Indiana was home, and Indianapolis was my hometown. I was here with reservations, and my heart wasn’t in it.

But last night, after 49 people were killed and another 53 wounded at Pulse,  a local gay nightclub here in Orlando, this has become my city.

On Sunday morning, Omar Mateen took an AR-15 assault rifle and a pistol to Pulse at 2 a.m. and exchanged gunfire with a police officer outside. He then entered the club, opened fire on the people inside, and then took hostages. Fifty people were killed and 53 more were injured; many of them escaped through various exits and got to safety. At roughly 5 a.m., the SWAT team stormed the building, and Mateen was killed in a gunfight.

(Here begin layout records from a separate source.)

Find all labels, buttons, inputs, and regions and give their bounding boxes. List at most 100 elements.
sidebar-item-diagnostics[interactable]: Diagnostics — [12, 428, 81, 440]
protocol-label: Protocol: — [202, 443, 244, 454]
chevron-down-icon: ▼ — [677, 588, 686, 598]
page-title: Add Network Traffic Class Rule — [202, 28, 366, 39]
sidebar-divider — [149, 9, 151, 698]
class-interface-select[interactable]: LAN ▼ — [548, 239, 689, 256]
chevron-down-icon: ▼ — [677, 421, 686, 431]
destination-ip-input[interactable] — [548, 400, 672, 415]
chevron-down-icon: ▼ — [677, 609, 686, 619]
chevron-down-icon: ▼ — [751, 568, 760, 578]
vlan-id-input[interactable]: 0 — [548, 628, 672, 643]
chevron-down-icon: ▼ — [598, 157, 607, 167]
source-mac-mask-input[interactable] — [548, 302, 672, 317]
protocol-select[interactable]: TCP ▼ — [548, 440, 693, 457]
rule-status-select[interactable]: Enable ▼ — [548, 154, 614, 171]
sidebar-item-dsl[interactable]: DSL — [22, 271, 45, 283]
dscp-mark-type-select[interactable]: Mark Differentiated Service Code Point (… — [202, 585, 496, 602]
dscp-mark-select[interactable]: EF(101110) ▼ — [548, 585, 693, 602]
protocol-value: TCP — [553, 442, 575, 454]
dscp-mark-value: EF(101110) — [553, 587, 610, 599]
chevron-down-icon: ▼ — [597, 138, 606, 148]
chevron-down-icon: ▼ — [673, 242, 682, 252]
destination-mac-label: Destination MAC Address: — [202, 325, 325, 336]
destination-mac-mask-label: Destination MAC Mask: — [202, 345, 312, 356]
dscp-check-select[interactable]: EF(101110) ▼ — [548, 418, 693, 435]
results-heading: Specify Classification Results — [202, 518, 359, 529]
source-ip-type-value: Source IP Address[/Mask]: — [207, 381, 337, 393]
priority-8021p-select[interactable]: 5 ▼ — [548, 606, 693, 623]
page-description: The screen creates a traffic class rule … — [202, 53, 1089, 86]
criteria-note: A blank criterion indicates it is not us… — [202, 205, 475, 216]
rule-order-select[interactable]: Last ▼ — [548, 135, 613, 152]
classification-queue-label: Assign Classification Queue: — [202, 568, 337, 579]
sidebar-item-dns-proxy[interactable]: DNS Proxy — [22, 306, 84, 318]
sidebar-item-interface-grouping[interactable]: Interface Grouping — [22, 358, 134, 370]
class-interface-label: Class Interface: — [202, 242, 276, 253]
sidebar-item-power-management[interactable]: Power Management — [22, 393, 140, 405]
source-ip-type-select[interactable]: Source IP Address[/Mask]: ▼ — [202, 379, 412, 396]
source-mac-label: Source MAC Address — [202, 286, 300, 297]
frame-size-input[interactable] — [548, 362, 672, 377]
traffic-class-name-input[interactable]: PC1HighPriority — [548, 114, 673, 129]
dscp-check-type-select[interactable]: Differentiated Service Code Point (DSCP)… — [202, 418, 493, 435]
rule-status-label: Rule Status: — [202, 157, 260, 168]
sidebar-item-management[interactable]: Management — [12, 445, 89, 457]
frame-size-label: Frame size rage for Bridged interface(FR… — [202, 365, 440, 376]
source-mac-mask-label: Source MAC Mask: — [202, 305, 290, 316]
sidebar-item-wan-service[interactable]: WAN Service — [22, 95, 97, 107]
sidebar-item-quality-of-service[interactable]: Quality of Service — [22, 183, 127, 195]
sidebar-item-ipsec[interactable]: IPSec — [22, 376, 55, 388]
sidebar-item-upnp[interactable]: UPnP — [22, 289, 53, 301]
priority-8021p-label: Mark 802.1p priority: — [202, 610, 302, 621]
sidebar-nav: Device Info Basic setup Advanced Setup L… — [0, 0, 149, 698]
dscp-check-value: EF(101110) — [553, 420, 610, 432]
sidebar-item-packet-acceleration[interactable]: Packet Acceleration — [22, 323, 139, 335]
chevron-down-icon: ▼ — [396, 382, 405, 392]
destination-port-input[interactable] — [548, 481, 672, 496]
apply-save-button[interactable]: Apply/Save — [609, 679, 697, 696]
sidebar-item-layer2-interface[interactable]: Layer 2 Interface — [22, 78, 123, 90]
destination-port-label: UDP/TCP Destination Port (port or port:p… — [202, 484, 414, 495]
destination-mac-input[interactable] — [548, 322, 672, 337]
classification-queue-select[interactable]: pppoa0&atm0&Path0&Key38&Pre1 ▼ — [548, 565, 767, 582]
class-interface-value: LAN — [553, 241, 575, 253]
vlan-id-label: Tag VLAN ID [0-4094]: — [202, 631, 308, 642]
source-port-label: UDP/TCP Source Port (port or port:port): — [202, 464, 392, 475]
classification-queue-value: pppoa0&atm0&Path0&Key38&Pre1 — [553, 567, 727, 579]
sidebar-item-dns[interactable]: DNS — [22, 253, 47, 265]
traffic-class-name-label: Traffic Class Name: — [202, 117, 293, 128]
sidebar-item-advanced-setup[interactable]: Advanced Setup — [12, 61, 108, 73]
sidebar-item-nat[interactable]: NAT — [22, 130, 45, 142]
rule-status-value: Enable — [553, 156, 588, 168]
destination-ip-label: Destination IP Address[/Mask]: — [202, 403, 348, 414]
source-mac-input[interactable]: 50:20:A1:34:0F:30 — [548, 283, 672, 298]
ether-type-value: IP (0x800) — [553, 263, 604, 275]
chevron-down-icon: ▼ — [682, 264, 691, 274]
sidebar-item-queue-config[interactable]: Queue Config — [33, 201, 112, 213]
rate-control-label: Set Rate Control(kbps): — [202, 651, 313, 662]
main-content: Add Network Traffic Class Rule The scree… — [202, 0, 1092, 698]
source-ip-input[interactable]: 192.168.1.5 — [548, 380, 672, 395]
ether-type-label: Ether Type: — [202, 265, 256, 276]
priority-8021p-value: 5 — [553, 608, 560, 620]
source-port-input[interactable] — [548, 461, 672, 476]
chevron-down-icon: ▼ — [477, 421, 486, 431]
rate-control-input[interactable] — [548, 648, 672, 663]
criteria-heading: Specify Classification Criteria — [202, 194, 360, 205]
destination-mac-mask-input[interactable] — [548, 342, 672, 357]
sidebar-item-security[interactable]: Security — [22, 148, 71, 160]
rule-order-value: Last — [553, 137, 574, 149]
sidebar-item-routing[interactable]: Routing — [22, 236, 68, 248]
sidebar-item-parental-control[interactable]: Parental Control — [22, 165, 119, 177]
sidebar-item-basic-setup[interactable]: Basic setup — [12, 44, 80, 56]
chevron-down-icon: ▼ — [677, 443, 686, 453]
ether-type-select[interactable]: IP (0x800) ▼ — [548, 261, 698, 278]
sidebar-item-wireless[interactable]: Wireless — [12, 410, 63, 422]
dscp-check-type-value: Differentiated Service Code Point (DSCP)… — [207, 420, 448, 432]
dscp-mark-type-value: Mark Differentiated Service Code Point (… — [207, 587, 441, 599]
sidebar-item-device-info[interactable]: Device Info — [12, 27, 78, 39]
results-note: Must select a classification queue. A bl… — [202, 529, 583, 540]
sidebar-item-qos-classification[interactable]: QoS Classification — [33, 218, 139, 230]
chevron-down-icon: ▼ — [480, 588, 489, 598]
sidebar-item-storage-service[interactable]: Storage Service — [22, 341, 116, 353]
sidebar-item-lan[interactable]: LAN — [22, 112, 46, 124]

We’re all stunned. My Facebook feed has been flooded with shock, anger, tears. Prayers and messages of support are coming from friends all over the country.

Vigils are being planned in Orlando, although law enforcement is requesting they be rescheduled. One was held last night, and more are scheduled for tonight. Even more vigils were held around the country — Louisville, Indianapolis, New York, Atlanta, Denver, Austin, Las Vegas.


As in Pennsylvania. Allentown, Pennsylvania. A city of 118,000 people held a vigil for my city, 1,038 miles away. That’s some wonderful support.

Stilt walkers from the 2015 Pride Parade.
Stilt walkers from the 2015 Pride Parade.

Pleas for blood donations turned into long lines. Followed by more pleas from the blood centers to stop coming, because they had too much, and the lines stretched for blocks.

One of my first weekends here, my good friend, Clay Rivers, invited me to the Orlando Gay Pride parade. I had always promised myself I would go to Indy’s Pride parade, but never had the chance. Since I know many gay people, including Clay, I wanted to be supportive. It was a great time. I got to see how Orlando supported its gay citizens, and I was never more proud to be an ally of the LGBT community.

Except now the worst has happened in this open and supportive city: someone, fueled by intolerance, bought an assault rifle despite being on a terror watchlist, killed 50 people, and wounded 53 more.

Here, just a few miles from where I live and work. Here, where my friends live and work. Here, where I’ve become part of different communities. That made it personal.

I may forever be a misplaced Hoosier living in the wrong state, but Orlando is My City, and I’ll stand with them.